Rob Feldman is an Australian cartoonist and comic artist specialising in a wide range of styles and formats from single panel to quirky narrative comic strips and beyond.


Describe your journey as an artist/creator – especially in regard to making comics?

      I have been drawing comics, cartoons , drawings for as long as I can remember. I clearly can't remember very far. Though I have done newspaper , magazine , and commission work in the past, my very favourite work is where it's my baby from conception to realisation and this means doing both the writing and the drawing .( Who said 'Control Freak?' )  I contributed a weekly cartoon / comic page for a regional ( overseas ) newspaper / magazine back in the day. I had a few stories running at the same time, and I didn't know week to week where each story was going. That experience does inform my methods - if you can call them methods , I don't storyboard, write scripts per se. It is quite a random ' sock-drawer' approach to comic making.  With the sequential comics I've done, I've gotten my characters and settings, then off I go meandering off in some general direction , with countless side-tracks and additions along the way. DO NOT USE THIS METHOD IN YOUR COMIC CREATIONS. I mean, you can if you want to. What it lacks in orderliness it makes up for in enthusiasm.


Can you tell us how your comic character Elvis Shintaro samurai detective, came into being?

I did the whole 8 pages of Elvis Shintaro as a nod to wonderful Japanese pop culture and specifically their astonishingly astonishing comics. It's a spoof-ish nod to them, and I basically took actual Japanese letters and mixed them up in complete meaninglessness. It was fun, as the non-Japanese reader ( of whom I am one ) can follow the pictures but PRETEND we're reading Japanese. Elvis Shintaro was done as a pilot comic sample.
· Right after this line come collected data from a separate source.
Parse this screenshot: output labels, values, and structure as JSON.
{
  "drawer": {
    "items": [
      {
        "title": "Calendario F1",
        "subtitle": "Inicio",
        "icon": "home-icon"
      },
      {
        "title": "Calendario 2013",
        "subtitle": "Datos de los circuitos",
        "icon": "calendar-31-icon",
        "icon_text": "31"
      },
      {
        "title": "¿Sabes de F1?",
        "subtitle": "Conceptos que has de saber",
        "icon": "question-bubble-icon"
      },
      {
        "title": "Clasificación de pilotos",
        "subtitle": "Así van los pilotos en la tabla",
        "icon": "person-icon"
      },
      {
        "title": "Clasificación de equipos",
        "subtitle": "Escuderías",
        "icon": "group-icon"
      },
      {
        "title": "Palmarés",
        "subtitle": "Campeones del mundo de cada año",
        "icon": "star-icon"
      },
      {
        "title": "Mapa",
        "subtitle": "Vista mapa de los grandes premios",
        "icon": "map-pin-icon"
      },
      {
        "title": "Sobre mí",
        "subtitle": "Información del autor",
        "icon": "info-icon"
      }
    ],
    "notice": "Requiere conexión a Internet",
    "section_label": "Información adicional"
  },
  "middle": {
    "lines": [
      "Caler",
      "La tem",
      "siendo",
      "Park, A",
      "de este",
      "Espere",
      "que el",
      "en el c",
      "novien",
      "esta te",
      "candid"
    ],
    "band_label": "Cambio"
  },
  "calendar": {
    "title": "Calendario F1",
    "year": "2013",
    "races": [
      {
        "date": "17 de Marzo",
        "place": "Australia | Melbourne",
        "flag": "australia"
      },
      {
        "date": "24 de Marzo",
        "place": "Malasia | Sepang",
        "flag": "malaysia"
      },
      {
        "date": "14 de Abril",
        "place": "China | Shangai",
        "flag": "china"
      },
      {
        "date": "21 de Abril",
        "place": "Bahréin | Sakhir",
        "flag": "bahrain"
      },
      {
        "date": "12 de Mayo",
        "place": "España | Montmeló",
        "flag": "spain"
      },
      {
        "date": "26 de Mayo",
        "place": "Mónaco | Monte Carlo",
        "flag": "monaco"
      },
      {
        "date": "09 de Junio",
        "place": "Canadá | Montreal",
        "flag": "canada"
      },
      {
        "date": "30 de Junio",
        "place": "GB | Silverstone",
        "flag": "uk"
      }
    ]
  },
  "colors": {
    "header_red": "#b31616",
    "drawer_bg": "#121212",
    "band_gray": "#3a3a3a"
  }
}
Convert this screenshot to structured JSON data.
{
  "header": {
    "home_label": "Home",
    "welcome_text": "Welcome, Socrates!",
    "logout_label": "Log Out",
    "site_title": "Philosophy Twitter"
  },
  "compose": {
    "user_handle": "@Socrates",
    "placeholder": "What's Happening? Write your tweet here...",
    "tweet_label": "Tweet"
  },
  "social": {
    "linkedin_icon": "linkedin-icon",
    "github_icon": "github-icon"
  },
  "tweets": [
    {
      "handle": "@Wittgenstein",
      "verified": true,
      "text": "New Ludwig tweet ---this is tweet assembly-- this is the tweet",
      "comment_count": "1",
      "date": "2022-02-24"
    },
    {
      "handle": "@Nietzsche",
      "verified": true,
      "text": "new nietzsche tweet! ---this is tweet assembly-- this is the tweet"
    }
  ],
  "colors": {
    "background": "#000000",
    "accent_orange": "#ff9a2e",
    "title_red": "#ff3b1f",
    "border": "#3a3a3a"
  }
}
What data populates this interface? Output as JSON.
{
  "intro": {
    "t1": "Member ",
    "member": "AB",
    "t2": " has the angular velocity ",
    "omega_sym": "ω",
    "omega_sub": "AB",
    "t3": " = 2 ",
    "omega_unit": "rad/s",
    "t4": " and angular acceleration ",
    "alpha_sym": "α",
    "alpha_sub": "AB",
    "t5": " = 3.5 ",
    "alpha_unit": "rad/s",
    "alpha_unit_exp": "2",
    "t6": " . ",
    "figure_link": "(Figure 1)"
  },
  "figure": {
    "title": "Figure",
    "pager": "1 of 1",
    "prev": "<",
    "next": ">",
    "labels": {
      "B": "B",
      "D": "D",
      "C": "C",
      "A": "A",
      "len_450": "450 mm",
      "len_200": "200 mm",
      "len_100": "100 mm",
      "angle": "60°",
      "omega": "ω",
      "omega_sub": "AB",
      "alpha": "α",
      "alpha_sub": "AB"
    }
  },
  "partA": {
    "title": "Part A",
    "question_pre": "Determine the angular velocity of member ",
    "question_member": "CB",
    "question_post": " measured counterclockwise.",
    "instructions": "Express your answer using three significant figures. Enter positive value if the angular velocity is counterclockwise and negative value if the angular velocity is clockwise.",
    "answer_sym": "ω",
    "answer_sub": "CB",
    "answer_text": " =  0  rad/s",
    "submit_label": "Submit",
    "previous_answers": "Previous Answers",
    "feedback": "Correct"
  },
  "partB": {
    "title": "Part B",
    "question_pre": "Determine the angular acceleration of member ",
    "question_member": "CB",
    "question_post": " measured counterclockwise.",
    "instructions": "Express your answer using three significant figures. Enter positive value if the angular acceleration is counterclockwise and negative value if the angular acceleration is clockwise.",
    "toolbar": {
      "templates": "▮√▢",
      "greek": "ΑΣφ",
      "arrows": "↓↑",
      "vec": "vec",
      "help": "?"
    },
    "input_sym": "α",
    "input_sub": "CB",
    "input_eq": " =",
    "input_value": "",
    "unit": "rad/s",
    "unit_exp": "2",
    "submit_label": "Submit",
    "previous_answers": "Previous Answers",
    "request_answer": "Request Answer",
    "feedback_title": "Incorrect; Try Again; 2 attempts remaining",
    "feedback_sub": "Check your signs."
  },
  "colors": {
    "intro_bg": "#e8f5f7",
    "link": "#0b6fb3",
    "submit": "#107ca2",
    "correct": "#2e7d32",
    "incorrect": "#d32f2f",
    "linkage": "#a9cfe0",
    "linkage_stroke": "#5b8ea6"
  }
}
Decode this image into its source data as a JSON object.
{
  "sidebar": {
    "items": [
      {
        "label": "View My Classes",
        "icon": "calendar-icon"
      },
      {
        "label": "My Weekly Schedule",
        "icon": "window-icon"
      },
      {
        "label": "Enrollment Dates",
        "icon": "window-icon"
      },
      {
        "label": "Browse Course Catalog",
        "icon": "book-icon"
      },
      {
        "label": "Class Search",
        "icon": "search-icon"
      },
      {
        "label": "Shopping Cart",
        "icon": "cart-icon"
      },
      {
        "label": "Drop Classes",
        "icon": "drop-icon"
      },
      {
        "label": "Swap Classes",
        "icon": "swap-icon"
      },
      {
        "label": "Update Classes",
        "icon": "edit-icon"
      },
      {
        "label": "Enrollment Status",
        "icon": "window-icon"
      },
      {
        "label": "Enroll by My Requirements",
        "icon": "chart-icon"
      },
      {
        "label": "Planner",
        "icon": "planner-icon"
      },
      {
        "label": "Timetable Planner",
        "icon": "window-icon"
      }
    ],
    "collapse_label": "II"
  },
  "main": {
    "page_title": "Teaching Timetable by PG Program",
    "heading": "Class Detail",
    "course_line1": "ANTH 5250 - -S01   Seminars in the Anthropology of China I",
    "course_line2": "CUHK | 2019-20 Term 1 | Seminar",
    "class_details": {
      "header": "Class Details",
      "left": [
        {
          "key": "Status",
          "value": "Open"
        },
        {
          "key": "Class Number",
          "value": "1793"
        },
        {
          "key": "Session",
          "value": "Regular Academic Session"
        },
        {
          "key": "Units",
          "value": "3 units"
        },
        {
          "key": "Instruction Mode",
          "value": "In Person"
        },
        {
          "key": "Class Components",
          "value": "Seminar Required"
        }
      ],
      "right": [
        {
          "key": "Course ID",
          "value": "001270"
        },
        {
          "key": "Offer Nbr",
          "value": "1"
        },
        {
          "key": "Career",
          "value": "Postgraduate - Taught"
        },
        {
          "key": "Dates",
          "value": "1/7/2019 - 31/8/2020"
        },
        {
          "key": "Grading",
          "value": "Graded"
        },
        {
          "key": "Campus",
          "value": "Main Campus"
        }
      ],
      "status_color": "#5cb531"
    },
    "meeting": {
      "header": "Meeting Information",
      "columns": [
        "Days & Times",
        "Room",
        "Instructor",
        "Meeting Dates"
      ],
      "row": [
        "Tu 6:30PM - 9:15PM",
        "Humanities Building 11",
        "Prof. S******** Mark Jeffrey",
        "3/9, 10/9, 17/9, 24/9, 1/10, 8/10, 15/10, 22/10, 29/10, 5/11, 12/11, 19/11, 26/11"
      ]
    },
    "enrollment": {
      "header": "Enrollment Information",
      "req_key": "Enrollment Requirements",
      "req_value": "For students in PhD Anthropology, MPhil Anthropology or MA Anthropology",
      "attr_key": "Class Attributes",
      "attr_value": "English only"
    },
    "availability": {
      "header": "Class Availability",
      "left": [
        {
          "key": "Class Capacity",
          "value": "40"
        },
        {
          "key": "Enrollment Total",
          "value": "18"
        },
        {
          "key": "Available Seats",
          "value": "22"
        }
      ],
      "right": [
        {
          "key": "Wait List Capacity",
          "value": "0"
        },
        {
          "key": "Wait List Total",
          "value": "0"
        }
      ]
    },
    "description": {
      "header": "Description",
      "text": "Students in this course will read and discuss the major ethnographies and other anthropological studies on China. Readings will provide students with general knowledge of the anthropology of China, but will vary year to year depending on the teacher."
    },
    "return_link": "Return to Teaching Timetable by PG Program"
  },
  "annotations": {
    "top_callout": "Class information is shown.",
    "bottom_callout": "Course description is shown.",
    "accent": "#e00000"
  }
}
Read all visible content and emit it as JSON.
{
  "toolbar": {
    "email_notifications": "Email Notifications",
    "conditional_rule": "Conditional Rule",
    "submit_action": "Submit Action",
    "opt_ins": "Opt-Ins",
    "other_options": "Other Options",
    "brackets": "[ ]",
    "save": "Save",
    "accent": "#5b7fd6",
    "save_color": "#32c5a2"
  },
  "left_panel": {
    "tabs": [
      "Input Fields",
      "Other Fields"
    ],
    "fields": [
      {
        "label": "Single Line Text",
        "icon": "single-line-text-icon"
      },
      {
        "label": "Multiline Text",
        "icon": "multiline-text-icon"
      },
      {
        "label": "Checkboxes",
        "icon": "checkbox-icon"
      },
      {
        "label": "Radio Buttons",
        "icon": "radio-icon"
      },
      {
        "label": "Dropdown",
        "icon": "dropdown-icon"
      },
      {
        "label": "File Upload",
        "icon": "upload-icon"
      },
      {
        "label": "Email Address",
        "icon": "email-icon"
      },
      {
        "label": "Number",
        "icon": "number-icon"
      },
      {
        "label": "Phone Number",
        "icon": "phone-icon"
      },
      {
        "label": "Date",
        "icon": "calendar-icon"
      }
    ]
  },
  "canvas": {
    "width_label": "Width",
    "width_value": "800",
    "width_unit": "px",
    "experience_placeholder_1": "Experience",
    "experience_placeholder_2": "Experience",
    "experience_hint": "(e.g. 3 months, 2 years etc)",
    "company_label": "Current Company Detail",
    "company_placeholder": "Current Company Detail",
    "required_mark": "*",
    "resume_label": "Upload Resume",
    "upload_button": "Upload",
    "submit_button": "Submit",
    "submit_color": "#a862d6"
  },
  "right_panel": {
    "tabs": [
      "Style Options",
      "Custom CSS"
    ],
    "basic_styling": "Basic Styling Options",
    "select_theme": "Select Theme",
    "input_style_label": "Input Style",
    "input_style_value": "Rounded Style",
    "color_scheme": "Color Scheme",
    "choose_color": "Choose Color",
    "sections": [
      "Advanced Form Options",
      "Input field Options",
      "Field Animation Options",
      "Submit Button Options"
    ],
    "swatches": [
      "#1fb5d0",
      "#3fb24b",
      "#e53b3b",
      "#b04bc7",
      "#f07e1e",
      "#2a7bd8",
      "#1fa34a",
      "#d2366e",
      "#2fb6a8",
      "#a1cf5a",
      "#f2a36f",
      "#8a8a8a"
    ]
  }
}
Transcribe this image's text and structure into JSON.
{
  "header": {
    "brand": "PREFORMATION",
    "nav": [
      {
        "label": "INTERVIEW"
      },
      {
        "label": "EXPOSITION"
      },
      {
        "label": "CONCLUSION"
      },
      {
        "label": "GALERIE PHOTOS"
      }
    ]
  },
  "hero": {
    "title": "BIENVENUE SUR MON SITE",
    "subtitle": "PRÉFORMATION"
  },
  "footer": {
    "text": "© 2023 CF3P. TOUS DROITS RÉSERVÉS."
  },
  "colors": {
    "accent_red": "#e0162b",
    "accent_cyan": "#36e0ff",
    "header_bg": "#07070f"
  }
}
Tell us about  your book Cartoons, Comics, and Cows in Cars...
Cartoons, Comics and Cows in Cars isn't technically a Graphic Novel , as much as a collection of many of my disconnected, random and diverse comics and cartoons brought together in the one book by the use of surreal segues. This all thanks to the inimitable ( so don't even try to imitate him )  Nat Karmichael of Comicoz who gave me carte blanche ( French for 'a blank carte' ) to do whatever I wanted to in the book.


 What's next?
 I've just finished a kids' book /comic / story called , appropriately, Fast Freddy's Big Race. I say 'appropriately ' as the comic / book is actually about Fast Freddy who goes in a Big Race.    Next will be the sequel to Fast Freddy's Big Race OR another book / comic possibly entitled Buster Kaboo and the something something ( still working on the title )  Can't wait. But must.